FDA publishes guidance for remote inspection of drug facilities
New guidance: This week FDA issued guidance clarifying its procedures for inspecting drug manufacturing facilities using remote tools like videoconferencing.
— The new guidance says FDA could use teleconferencing, livestreaming video and screen-sharing to inspect facilities, according to Regulatory Focus.
— An FDA press release notes that the agency has already been using video to inspect some drug facilities during the coronavirus pandemic.
The backstory: FDA halted many in-person inspections during the pandemic, leading to a large backlog.
— During the pandemic, FDA continued some inspections by requesting documentation or relying on inspections by European regulators.
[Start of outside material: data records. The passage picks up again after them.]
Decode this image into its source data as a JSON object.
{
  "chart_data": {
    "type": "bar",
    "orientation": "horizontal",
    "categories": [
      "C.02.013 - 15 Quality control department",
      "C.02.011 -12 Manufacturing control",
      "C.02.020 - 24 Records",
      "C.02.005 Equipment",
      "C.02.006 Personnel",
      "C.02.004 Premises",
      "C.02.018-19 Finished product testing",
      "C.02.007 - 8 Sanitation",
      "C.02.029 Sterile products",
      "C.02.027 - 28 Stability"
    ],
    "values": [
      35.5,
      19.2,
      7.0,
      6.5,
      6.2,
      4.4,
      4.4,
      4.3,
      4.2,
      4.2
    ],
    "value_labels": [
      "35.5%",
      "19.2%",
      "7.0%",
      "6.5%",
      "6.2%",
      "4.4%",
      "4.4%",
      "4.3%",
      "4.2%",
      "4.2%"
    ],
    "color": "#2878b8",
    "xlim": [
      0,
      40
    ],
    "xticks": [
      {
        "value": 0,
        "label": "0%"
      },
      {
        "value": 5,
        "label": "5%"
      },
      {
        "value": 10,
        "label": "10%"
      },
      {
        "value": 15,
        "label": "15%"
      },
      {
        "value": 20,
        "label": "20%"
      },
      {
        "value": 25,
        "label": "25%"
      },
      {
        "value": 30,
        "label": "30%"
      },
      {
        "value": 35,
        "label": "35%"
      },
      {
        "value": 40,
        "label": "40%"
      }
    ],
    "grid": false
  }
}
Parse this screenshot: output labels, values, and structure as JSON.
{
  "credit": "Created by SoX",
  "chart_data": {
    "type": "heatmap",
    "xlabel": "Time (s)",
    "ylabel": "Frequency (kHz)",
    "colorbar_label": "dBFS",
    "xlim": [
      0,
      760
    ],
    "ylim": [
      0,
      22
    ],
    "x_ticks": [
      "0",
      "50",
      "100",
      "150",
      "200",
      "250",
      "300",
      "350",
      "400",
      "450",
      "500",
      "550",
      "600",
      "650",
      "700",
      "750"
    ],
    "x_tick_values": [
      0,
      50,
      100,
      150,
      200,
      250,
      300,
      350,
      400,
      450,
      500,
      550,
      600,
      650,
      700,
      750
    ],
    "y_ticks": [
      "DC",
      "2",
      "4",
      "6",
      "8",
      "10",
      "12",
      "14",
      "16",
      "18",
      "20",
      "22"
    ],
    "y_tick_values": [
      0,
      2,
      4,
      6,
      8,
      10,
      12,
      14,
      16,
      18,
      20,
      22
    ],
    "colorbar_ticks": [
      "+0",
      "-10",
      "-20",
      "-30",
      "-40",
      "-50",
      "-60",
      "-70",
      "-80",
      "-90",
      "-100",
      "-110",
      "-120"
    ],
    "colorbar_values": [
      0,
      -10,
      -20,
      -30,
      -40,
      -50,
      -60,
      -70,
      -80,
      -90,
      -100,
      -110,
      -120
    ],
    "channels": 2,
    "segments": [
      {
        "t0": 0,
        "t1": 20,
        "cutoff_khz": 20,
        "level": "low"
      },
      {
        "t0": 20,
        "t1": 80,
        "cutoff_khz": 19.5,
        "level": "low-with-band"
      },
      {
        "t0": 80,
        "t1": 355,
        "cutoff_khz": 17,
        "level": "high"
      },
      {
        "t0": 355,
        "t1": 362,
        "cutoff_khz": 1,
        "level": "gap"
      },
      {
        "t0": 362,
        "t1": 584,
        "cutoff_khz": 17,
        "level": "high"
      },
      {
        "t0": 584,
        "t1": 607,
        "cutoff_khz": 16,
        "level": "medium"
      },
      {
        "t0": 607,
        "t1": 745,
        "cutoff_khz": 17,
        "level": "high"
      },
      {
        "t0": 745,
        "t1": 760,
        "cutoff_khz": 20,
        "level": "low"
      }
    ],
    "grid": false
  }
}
— The agency also caught many drug quality problems by beefing up inspection and testing of products as they entered the U.S.
— Regulatory Focus notes that FDA has issued four warning letters to drug manufacturers based on records reviews alone.
In a recent report, the Government Accountability Office suggested that, in addition to document requests and inspections by foriegn regulators, remote inspections could be one way to deal with the backlog.
What’s next? FDA now plans to expand its use of remote inspections.
— “Within the exceptional context of a global pandemic, we see remote interactive evaluations as part of a necessary strategy to evaluate medical product facilities,” FDA Commissioner Janet Woodcock said, according to a press release.
The agency says it could use remote tools for several stages of the inspection process, including pre-approval and ongoing surveillance.
— Facilities can decline FDA’s request for a remote evaluation, but the agency warns that could delay regulatory decisions.
— On the other hand, facilities will not be able to specifically request a remote inspection. FDA will determine when it’s appropriate.